Minister: I believe that there is nothing wrong with what I have said. Japan has taken a consistent position. I think there is nothing wrong with the thinking that the Northern Territories are Japan’s sovereign territory and that a peace treaty would be concluded between Japan and Russia upon clarifying and settling the issue of the attribution of the four islands.

Nagai, Nihon Keizai Shimbun: In connection with the Russian President’s visit to the Northern Territories, Prime Minister Kan instructed Ambassador Kono in Russia to thoroughly gather relevant information. What are your thoughts on strengthening the entire Foreign Ministry’s capacity to collect information? Please tell us if you have any plans to study the possibility of increasing personnel in charge or reviewing the organization.

Minister: Currently, it has been a month and a half since I assumed this post. I have various thoughts about individual matters, not limited to this time. I would like to tell you about such things at the stage where I have managed to sort my thoughts.

Deguchi, Kyodo News: I believe that the Russian Foreign Minister and the President are coming to Japan on the occasion of the APEC meeting next week. While I believe that it has yet to be determined whether a summit meeting will be held, what do you or Prime Minister Kan intend to convey to the other side?

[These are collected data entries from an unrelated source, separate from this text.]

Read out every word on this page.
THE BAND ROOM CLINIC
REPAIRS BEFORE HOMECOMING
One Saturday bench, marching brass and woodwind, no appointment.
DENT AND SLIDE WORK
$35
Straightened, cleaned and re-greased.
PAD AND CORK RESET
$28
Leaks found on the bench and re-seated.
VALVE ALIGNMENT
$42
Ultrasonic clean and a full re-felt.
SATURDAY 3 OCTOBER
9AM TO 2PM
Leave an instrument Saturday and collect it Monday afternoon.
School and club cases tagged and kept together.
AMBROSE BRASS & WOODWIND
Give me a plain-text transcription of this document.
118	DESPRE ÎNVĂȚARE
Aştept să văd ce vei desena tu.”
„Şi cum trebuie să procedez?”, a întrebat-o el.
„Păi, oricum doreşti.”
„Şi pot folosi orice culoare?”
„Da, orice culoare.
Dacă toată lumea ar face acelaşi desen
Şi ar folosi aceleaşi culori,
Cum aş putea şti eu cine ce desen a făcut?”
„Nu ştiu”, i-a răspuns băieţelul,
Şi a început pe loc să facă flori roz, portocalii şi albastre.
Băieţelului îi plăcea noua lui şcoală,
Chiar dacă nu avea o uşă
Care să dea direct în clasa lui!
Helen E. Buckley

Minister: I myself would like to meet with Russian Foreign Minister Lavrov by all means. I plan to express regret over the latest matter and convey Japan’s position on this territorial issue. I then plan to tell him that the Kan administration would also like to conduct thorough negotiations on the territorial issue.
   At the same time, we would like to settle this territorial issue, or in other words, determine the jurisdiction over of the four northern islands and conclude a peace treaty. On the occasion, I would also like to call mainly for economic cooperation between Japan and Russia in the future and build a win-win relationship.
   As for Prime Minister Kan, it has not been decided yet regarding with whom he will be holding summit talks, and this does not apply only to Russia. Therefore, I would like to report to all of you after this has been decided.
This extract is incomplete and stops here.